Was ist Bauernkäse?
Der Unterschied zu anderen Käsesorten

Der Hauptunterschied zwischen Bauernkäse und Käse von der Bauernhof liegt in der verwendeten Milch. Bauernkäse wird aus frischer Rohmilch vom selben Tag hergestellt. Die noch in dieser Rohmilch vorhandenen Bakterien verleihen dem Bauernkäse seinen charakteristischen, kräftigen Geschmack. Bei anderen hergestellten Käsesorten wird die Milch zunächst pasteurisiert (erhitzt), wodurch alle Bakterien, sowohl nützliche als auch schädliche, abgetötet werden. Darüber hinaus wird Bauernkäse immer von Hand hergestellt. Die für Bauernkäse verwendete Milch ist nicht standardisiert wie die für andere hergestellten Käse, was bedeutet, dass der Käse je nach Bauernhof, Region und sogar Tag und Jahreszeit variieren kann. Man denke beispielsweise an Käse aus der Milch von Weidekühen.

Wie wird Käse hergestellt?

Die Grundzutaten für Käse sind Milch, Milchsäurebakterien und Lab. Zunächst werden der Milch Milchsäurebakterien zugesetzt. Dies bestimmt die Haltbarkeit und den Geschmack des Käses. Während dieses Prozesses wird der Milchzucker (Laktose) in Milchsäure umgewandelt. Diese Säuerung trägt zudem zur Gerinnung der Milch bei. Anschließend wird Lab hinzugefügt. Dies bewirkt, dass sich die Milch in feste Bestandteile (den späteren Käse) und das Nebenprodukt Molke trennt. Daraufhin bildet sich die Dickete – eine gelatineartige Schicht, die auf der Molke aufliegt. Die Dickete wird nun geschnitten, um restliche Molke freizusetzen und den Geschmack während des Reifeprozesses zu intensivieren.
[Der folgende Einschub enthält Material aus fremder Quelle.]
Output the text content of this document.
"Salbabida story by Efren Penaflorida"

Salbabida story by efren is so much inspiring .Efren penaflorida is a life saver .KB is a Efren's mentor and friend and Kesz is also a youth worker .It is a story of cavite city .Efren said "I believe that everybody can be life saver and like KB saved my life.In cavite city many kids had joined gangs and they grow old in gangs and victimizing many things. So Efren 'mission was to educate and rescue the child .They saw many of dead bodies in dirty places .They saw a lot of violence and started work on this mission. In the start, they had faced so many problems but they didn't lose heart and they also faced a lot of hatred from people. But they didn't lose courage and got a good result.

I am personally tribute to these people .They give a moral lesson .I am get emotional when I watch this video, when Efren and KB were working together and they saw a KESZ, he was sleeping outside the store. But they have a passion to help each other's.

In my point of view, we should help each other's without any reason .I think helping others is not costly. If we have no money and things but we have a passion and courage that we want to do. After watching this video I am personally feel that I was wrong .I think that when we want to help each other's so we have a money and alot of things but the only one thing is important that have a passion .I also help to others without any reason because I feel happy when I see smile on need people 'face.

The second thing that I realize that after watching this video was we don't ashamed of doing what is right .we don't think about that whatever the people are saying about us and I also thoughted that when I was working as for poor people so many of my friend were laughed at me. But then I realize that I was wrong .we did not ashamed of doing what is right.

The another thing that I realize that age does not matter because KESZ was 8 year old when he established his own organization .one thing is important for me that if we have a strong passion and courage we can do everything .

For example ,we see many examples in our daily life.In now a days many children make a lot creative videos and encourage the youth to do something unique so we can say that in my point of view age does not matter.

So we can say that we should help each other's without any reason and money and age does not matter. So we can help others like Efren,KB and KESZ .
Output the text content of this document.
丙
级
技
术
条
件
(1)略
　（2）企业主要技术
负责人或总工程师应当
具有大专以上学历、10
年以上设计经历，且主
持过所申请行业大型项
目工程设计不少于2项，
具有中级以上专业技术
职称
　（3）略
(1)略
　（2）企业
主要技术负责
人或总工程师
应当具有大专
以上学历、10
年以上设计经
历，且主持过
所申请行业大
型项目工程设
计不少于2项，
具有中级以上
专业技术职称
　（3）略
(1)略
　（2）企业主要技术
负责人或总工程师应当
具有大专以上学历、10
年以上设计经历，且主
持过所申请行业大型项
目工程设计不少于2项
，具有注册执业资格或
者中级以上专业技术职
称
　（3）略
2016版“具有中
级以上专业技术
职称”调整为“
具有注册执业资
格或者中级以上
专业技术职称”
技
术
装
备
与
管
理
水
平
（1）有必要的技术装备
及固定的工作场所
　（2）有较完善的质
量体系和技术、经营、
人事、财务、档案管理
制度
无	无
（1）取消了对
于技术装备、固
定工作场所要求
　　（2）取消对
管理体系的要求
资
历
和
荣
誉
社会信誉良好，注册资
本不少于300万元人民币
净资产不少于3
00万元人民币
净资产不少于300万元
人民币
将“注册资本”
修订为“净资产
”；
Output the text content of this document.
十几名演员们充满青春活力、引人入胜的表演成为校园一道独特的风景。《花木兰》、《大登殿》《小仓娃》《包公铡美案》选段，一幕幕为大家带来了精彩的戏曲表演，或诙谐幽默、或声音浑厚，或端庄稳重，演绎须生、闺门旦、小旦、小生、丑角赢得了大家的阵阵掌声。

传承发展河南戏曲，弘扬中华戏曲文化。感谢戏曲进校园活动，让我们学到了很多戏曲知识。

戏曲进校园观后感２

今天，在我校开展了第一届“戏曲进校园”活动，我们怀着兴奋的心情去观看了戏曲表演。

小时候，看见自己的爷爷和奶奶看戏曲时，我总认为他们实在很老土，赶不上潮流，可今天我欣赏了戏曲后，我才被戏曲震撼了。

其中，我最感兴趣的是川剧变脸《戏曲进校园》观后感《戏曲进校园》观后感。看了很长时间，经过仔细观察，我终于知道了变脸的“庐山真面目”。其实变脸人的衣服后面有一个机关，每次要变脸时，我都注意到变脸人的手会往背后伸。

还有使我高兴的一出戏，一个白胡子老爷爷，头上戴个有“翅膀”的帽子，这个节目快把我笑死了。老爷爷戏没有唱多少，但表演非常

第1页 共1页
Dies markiert den Beginn der Käseherstellung; erst später wird der Käse gepresst, gesalzen und gereift, um seine endgültige Form und seinen charakteristischen Geschmack zu erhalten.

Schimmel auf käse
Sollte man ihn wegwerfen?

Wenn Sie Schimmel auf Ihrem Käse entdecken, bedeutet das nicht zwangsläufig, dass Sie ihn gleich wegwerfen müssen. Besonders bei Hartkäse wie Parmesan, Edamer oder Gouda dringen Schimmelsporen meist nicht tief ein.

Wie lagert man Käse?
um es frisch zu halten

Wir empfehlen, den Käse in gewachstes Käsepapier einzuwickeln. Die Innenseite des Papiers ist mit Frischhaltefolie ausgekleidet, wodurch der Käse vor dem Austrocknen geschützt wird. Auch eine Käsebox oder eine Tupperdose eignen sich zur Aufbewahrung dieses Naturprodukts, aber Käsepapier hält den Käse unserer Meinung nach am cremigsten und aromatischsten. Achten Sie darauf, sowohl das Käsepapier als auch die Dose luftdicht zu verschließen. So verhindern Sie, dass der Käse austrocknet. Insbesondere Blauschimmelkäse benötigt eine feuchte Umgebung, und Käsepapier ist dafür ideal. Falls Sie kein gewachstes Käsepapier zur Hand haben, können Sie den Käse auch in Backpapier und Alufolie einwickeln, um seine Cremigkeit zu bewahren.

Wie gelangen Kristalle in den Käse?

Die Kristalle bilden sich, weil der Käse während des Reifeprozesses austrocknet. Dies wirkt sich auf die Proteine ​​im Käse aus und führt zur Bildung von Kristallen, die aus Aminosäuren und Calcium bestehen. Da Käse eine Quelle für Calcium und Proteine ​​ist, ist es völlig natürlich, dass sich diese Kristalle in ihm bilden. Der Käse muss mindestens 9 bis 12 Monate reifen, bevor die ersten Kristalle sichtbar werden. Allerdings bestimmen die Umgebungsbedingungen, die Größe, der Fettgehalt sowie die Starterkultur die Geschwindigkeit, mit der sich diese Kristalle entwickeln.